Fijaros cómo la evolución del Islam estaba marcando un clímax de muerte política: Osmán, Alí, y ahora Husein. A nosotros, los no musulmanes, como a todo musulmán presente que no sea lo suficientemente piadoso o curioso para realizar alguna que otra lectura sobre la materia, nos resulta bastante difícil entender el profundo trauma que supuso para los islámicos del siglo VII la muerte de Husein bin Alí, sobre todo si la “empaquetamos” con la de su padre. De cuando en cuando, en las televisiones occidentales, se puede ver a masas de hombres barbudos caminando ruidosamente por la calle dándose golpes de pecho y, claro, lo vemos con una distancia intelectual casi total; como si toda esa gente estuviera haciendo eso por cualquier tontería. Lo cierto es que esa tontería no es ninguna tontería. Es la tristísima conclusión de un conflicto entre musulmanes que no pudo ser concluido como el fundador, o revelador, de la religión islámica soñó que lo sería. El Islam, dicen y repiten los musulmanes, sobre todo cada vez que alguna de sus esquinas radicalizadas comete un atentado en Occidente; el Islam, dicen, es una religión de paz. Y es cierto; como cierto es que el cristianismo es una religión de concordia y, asimismo, paz. Si por algo es grande El Profeta, a los ojos de la Historia, es por haber logrado la pacificación entre ellas de una serie de tribus de gran ferocidad, a base de darles una moral de paz, y una misión proselitista que focalizó, por así decirlo, el dominio y, en última instancia, la violencia y la crueldad sobre otros: los infieles.

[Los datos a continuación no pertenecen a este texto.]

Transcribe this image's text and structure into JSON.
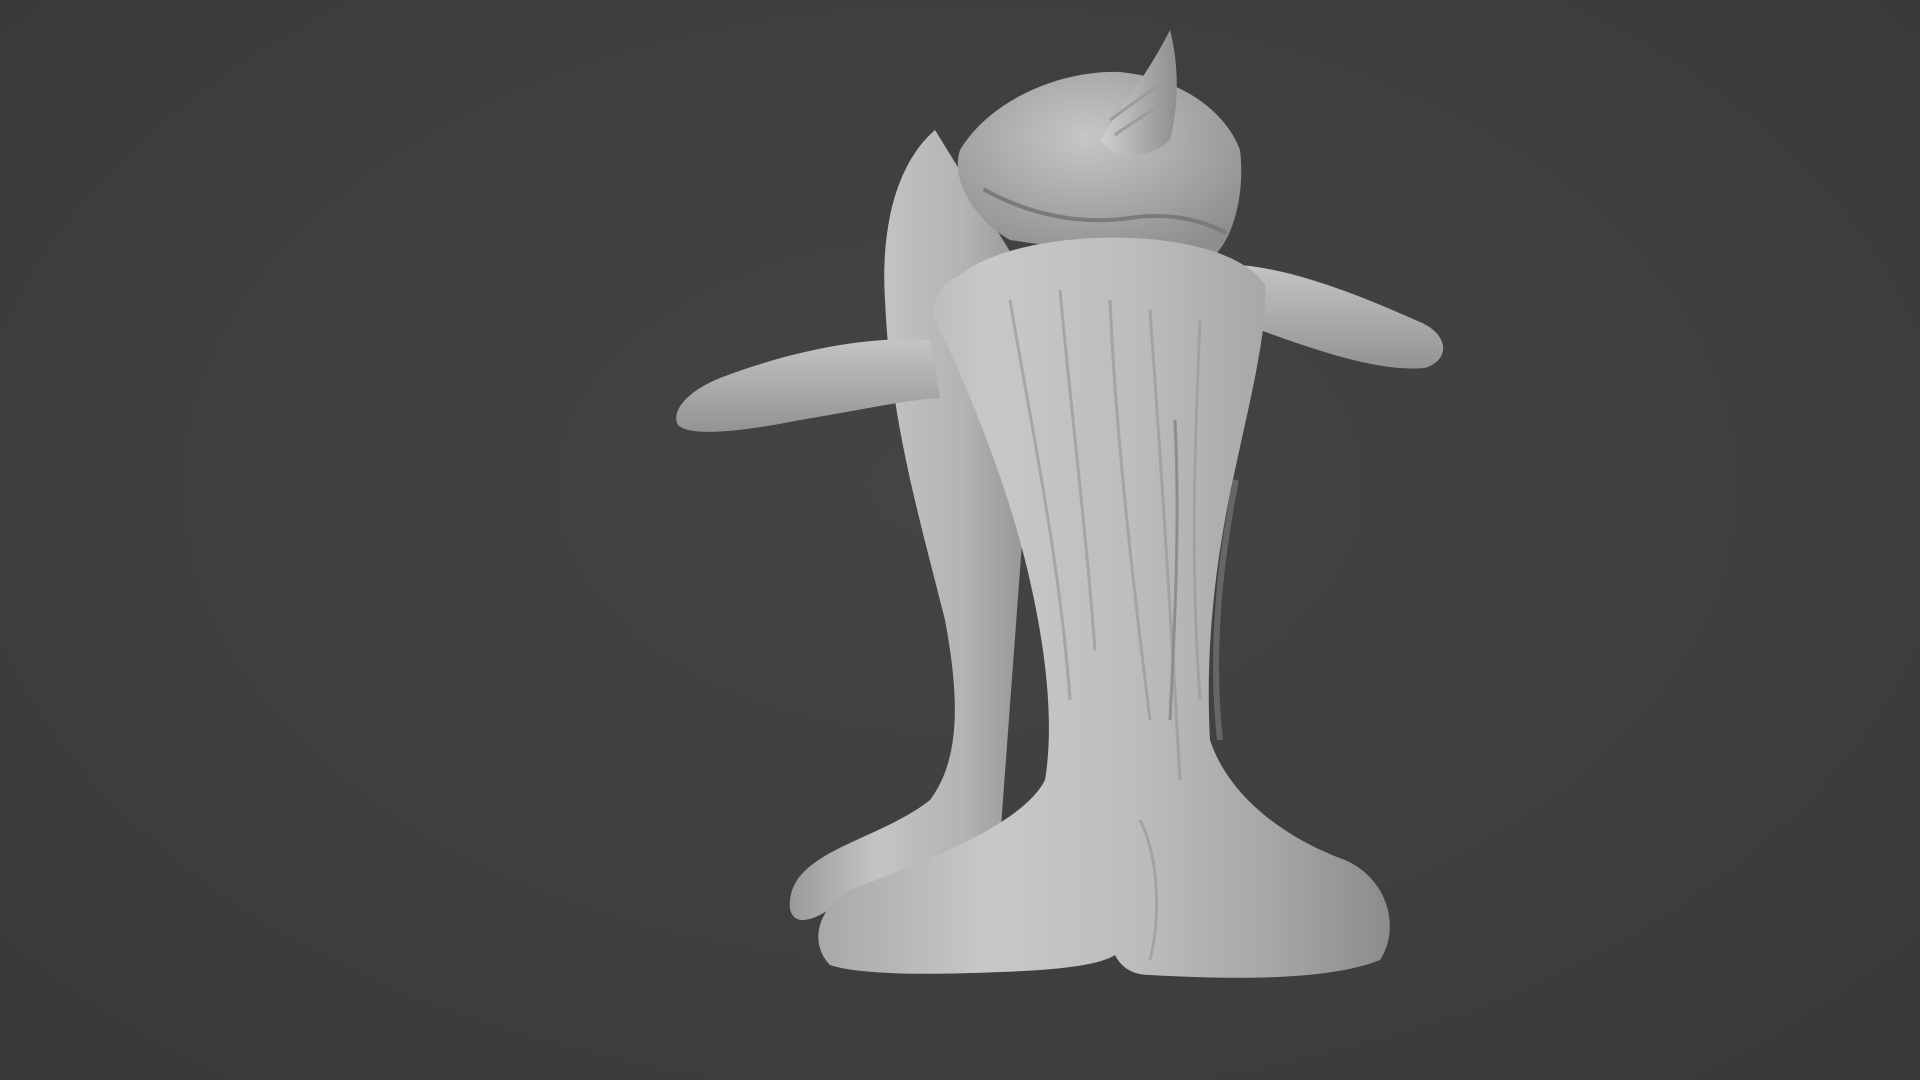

La muerte de Husein fue, para muchos musulmanes de su época, como de cualquiera, la constatación de que la burra había vuelto a trigo. La muerte de Husein es, de alguna manera, el fracaso del Islam; y, por eso, creer en su martirio, adorarlo, conmemorarlo, levantarle mezquitas y homenajes, es la forma que el Islam, o parte de él para ser más exactos, utiliza para revertir, o tratar de revertir, ese fracaso.
A Osmán y a Alí los mataron delincuentes. Su asesinato fue una putada, pero tiene elementos que permiten, fácilmente, la disculpa moral en la cabeza del buen musulmán. Pero el de Husein es otra movida. A Husein lo mató el poder político musulmán. Lo mataron soldados al mando de un general enviado por un gobernador a las órdenes del Comendador de los Creyentes, de la máxima autoridad islámica sobre la Tierra. Esto viene a querer decir que todos los musulmanes de su tiempo, de alguna manera, mataron a Husein. Más aún: el general que dirigió las tropas contra Husein era nieto de uno de los compañeros de El Profeta, Said bin Abi Waqqas, probablemente el hombre que más hizo por ganar las llanuras persas para el Islam, miembro de la shura que había elegido a Osmán.
En el largo plazo, esto supondrá que, salvando las distancias, el culto a Husein y la celebración de su martirio planten un hiato dentro de la grey musulmana. Cuando el apoyo al hijo menor de Alí crezca, lo irá convirtiendo en campeón del musulmán de a pie, frente a las elites de poder, representadas por el mando califal. El shiismo duodecimano (no te líes con la palabrita; ya la explicaremos) tiene mucho de eso hoy día.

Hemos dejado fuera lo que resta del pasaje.